Saturday, September 08, 2007

Tarzan In Space...Sort of

The March 1941 issue of Startling Stories was graced with one of Bergey's best covers yet. A figure, looking a lot like a cross between Johnny Weissmuller and Victor Mature fends of a three-headed critter looking like a vulture, while the obligatory Bergey Babe has conveniently fainted. The cover promised a lot.
The issue leaps into the novel of the month, Sojarr of Titan by Manly Wade Wellman. "When the First Flight to Saturn Crashes on an Alien Moon, the Robinson Crusoe of Space Clothes Himself in the Laws of a Strange Science to Win a New World." This read better than I thought it would (how could I have doubted Wellman?). There are some interesting concepts and it could be made into an enjoyable film. The hardest thing to buy is that a three-year-old kid can survive on his own in such a situation. Illustrations are by Wesso.
Now we come to the issue's selection for the Scientifiction Hall of Fame, "The Worlds of If" by Stanley G. Weinbaum, originally printed in Wonder Stories, August 1935, and selected by Ted Carnell (1912-1972). Illustrations are not signed. The story deals with the "what might have been" if someone had made a different decision, perhaps taken a different path or even arrived late. There were several films dealing with this concept recently, "Sliding Doors" being one.
"Thrills in Science" by Mort Weisinger covers Galileo's experiment at the Leaning Tower of Pisa, Samuel F. B. Morse and the invention of the telegraph, and the last days of Greek geometer Erastosthenes.
Next comes another short story, "The Eternal Moment" by Robert Arthur (1909-1969). "Eons Must Pass Before the Future Can Answer the Riddle Bequeathed to It by a Forgotten Century." Illustration is by Marchioni. There are some very interesting ideas in this story and the ending is quite unsettling.

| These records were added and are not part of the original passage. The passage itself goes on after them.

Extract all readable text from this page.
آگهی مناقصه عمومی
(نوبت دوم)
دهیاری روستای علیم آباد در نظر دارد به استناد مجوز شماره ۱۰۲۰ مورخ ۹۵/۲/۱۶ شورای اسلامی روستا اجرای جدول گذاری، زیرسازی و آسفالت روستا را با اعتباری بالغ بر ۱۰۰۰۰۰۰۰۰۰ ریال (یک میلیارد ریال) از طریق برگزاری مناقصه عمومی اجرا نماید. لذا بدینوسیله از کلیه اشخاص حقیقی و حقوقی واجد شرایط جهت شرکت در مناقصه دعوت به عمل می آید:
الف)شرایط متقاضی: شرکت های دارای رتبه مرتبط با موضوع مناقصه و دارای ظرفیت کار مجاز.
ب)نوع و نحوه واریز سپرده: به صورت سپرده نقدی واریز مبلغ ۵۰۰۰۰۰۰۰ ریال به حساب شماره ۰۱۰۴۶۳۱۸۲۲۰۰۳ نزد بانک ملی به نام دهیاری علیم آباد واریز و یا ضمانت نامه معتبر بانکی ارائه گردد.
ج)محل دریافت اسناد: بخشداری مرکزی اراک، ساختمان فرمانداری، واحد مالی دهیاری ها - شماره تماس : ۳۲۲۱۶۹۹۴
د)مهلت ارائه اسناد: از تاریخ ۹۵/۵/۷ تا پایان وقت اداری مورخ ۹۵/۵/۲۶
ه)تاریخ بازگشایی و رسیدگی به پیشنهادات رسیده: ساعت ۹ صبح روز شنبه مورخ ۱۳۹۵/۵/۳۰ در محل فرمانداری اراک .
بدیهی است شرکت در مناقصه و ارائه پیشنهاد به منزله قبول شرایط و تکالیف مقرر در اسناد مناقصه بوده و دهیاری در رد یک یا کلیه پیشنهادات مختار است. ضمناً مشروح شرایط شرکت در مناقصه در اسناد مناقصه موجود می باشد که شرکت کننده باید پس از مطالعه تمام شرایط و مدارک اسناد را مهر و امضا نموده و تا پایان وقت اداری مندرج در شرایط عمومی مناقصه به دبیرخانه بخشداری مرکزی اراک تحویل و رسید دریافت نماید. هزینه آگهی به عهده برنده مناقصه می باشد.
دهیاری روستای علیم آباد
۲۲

The final short story for the issue is "Over The Space-Waves" by Stanton A. Coblentz(1896-1982). "The Minor Planets Are Not Always Inferior." The Jovian tyrant Lerhitum (turn the name inside out and find Hitler) threatens to destroy Mars. Finally, current events are showing up here with increasing frequency. The illustration is by Marchioni.
"Science Question Box" tackles Aquatic Life, Helium, Sunspots and investigating the Stratosphere. Then we turn the pafe to discover the Scientific Crossword Puzzle. Jack Binder's "They Changed the World" feature is AWOL for this issue as well as the previous.
"The Ether Vibrates" as usual plugs the next issue's novel, this time The Water World. Horrid images of Kevin Costner leap to mind. Now we get to the letters. Bernard Eddings of Charleston, WV list his ratings for the stories published thus far; Harry Jenkins of Columbis, SC does the same; Arthur J. Burks, in an undisclosed location, praises Hamilton's novel for the last issue; Nate O'Neil, of the Hartford, CT O'Neils indulges in some nit-picking; Jerry Datlow also heaps praise on A Yank At Valhalla (I'm reading it right now and it's okay, but no classic); Sam Basham, Jr., from Bardwell, KY pleads for back issues; and Lee O'Connell, Dearborn, Michigan follows in the footsteps of Forry Ackerman by writing his first letter to a science fiction magazine at the ripe old age of thirteen; and Sergeant Saturn signs off as "the Old Space Dog".
"Review of the Science Fiction Fan Publications" is made up of familiar titles, so I'm skipping names here. If you really want to know who is responsible you can find them in previous posts or drop me a note. Fanzines this time around are "Spaceways" by Warner, Avery and Marconette; "Pluto" by Manning(s), Paul, Gilbert "and others"; "The Comet" by Tom Wright and Jim Tillman, Martinez, CA; "Frontier" by Brazier and Deppiesse; and "Fantascience Digest" from Madle, Agnew and Fischer.
And, we close with "Meet the Author" where Manly Wade Wellman predicts "I, for one, am confident that the first attempted flight across space will take place in this century, and that many of us will live to see it..." He got that one right and it was probably sooner than he expected.